PWB n'a pas prétendu, dans les arguments qu'elle a invoqués devant le Tribunal, que le remplacement des bouteilles par des canettes avait engendré des coûts, et ce n'est pas non plus ce qui est ressorti de notre évaluation des éléments de preuve qu'elle avait présentés. Nous sommes toujours convaincus, comme nous l'étions au moment où nous avons examiné ces éléments de preuve pour la première fois, que, dans le cas de la PWB, l'importance de la compression des prix caus 9‚e par le dumping des importations en question, à elle seule, appuie la décision selon laquelle les importations en question ont causé, causent et sont susceptibles de causer un préjudice sensible.

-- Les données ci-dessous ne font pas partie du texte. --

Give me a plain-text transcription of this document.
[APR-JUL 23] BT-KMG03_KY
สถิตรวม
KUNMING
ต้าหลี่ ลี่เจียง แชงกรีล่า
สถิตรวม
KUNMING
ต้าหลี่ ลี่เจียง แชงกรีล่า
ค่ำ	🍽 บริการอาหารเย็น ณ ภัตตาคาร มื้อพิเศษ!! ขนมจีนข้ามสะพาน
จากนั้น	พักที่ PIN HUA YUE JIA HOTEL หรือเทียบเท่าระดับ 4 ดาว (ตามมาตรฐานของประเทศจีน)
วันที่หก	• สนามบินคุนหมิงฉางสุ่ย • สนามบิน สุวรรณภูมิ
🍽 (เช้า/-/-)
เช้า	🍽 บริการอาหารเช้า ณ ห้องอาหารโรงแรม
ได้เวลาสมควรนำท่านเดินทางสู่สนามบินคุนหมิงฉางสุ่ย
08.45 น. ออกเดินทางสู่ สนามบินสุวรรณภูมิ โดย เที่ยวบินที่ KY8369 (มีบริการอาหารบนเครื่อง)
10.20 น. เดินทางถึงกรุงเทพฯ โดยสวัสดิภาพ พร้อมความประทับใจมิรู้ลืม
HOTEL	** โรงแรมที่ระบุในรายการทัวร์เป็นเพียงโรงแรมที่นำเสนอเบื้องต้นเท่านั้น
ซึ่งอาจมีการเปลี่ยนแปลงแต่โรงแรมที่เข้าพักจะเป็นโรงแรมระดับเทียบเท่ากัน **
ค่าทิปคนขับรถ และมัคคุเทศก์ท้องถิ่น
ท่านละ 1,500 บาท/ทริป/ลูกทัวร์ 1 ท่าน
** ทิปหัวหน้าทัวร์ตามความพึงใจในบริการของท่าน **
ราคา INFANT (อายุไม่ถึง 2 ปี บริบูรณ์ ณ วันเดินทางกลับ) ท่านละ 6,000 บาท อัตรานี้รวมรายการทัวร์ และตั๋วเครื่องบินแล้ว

Les états des résultats de Labatt, pour les exercices allant de 1988 à 1991, ont été rajustés afin d'y éliminer les coûts d'exploitation et les autres coûts liés au remplacement des bouteilles par des canettes. L'examen de ces états financiers rajustés révèle que les bénéfices bruts de la société, de même que ses revenus nets avant impôt, n'ont cessé de diminuer après l'exercice 1988. En conséquence, en 1991, l'entreprise était en déficit. Le Tribunal a examiné les raisons de la baisse des résultats financiers de Labatt. Il s'est tout particulièrement penché sur la baisse des recettes moyennes des ventes par hectolitre au cours de l'exercice 1991 par rapport à l'exercice 1988, sur l'augmentation du coût par hectolitre des marchandises vendues et sur la baisse des frais généraux de commercialisation et d'administration et des frais généraux cumulés par hectolitre vendu. Le Tribunal ne croit pas que l'augmentation du coût moyen des marchandises vendues compense la baisse des recettes moyennes et réduise l'importance du préjudice révélé par la baisse des recettes moyennes.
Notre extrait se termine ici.